前年同期の四半期決算書類を見直すと、iPadの出荷は前年を65%上回っている。しかし、次の四半期は前年比14%の減少となっており、出荷数が大きく落ち込んだことを示している。Appleの説明を当てはめると、これは第2四半期の流通在庫が増えすぎたことを表している。Appleは前年の2012年10月、iPad 4とiPad miniを発売したことで10-12月期は前年48%増の出荷となった。その動きを見て2013年1-3月期に前年を65%上回る出荷を行ったのだが、実際にはそれほど売れなかったということになる。

予想以上にiPad 4は売れなかった?

Appleの売上見込が狂った原因は始めて発売したiPad miniでは無く、新発売したiPad 4にあったと思われる。Appleはその年の3月にiPad 3を発売しているのだが、既にこの時点でディスプレイはRetinaを搭載していた。10月発売のiPad 4はiPad Retinaディスプレイモデルを製品名としたが、半年前には既に登場していたことになる。にもかかわらずAppleがiPad 3の半年後にiPad 4(iPad Retinaディスプレイ)を投入したのは、新技術を盛り込んだ SoC(System-on-a-chip)がiPad 3には間に合わなかったことによる。iPad 3とiPad 4にはSoCが異なるという違いがあるのだが、その違いはディスプレイがRetinaか否かほどのインパクトがないことは明らかである。従って、一部のAppleマニアは買い換えただろうが、その動きが一般のユーザーまで広がることは無かった。

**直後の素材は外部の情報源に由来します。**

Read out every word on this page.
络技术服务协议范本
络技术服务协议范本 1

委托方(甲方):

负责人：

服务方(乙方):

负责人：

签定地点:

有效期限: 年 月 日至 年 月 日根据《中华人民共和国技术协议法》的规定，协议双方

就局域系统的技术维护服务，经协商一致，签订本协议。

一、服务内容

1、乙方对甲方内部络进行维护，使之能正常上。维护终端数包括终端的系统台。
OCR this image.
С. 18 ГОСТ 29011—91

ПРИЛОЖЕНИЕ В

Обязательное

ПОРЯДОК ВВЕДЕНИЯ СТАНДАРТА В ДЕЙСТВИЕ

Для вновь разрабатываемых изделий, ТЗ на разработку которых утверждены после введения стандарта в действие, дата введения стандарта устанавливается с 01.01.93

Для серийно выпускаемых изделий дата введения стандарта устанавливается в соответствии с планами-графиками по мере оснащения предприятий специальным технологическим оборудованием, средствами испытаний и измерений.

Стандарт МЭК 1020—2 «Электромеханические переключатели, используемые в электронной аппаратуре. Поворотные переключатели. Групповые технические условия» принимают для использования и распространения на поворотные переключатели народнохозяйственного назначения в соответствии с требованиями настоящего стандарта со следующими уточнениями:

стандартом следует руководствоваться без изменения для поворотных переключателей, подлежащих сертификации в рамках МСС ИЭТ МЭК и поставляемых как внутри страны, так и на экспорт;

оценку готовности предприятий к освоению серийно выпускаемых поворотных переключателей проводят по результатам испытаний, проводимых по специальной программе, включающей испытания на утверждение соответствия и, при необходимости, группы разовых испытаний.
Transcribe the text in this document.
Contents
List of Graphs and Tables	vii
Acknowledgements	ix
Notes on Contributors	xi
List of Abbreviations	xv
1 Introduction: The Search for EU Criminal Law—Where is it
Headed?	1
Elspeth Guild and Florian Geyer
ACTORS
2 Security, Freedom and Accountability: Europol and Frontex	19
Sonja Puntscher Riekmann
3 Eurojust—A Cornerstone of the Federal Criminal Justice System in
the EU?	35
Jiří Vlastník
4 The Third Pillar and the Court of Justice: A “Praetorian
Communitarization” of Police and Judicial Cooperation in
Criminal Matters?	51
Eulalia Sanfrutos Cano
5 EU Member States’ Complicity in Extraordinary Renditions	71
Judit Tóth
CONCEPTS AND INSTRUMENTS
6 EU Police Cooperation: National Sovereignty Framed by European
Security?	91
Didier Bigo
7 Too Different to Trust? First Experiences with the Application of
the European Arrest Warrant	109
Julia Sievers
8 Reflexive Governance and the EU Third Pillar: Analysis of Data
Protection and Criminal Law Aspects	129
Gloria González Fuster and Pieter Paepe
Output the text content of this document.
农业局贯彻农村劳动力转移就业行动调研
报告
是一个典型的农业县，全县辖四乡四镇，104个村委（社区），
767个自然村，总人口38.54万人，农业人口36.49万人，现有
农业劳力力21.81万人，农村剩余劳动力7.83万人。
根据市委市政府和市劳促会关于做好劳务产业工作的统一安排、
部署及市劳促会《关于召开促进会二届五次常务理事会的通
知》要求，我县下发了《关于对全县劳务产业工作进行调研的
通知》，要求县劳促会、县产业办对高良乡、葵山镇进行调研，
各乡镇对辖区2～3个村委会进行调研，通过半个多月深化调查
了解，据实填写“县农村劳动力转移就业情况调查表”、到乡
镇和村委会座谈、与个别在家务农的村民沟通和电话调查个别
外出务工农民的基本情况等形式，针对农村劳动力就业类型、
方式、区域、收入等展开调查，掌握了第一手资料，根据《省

iPad 3とipad 4に関する話は、以下の記事で紹介している。

SoCを新製品に替えて製品名は従来通り

Appleは、iPad 4発売後も2011年に発売したiPad 2を継続して販売している。しかし、名前は同じiPadだが、中のSoCは密かにiPad 4に採用されたものに変更されていたのである。このことは上記記事でも触れてるが、1世代前の製品名ながら、iPad 3よりは新しい製品に変貌していたのであった。iPad 2はRetinaではないというiPad 4との絶対的な違いがあるのだが、価格がiPad 4よりも安いという利点があった。それがAppleの予想以上のニーズとなり、ただでさえ人気の中心がiPad miniに移行する中、iPad 4の販売台数減少に繋がったものと思われる。

現在はiPad 2の販売は終了している

製品名としては2012年3月から2年にわたって販売されてきたiPad 2だが、今年の3月にiPadの廉価モデルの地位をiPad 4に譲っている。これにより、iPadはiPad AirとiPad Retinaディスプレイモデル(iPad 4)、iPad mini Retinaディスプレイモデル、iPad miniの4モデルとなった。9.7インチのiPadは、共にRetinaディスプレイを搭載するモデルとなっている。ディスプレイは同じとなったが、iPad AirのSoCは新開発のA7となっており、iPad Retinaディスプレイモデル(iPad 4)は従来と同じA6Xのままである。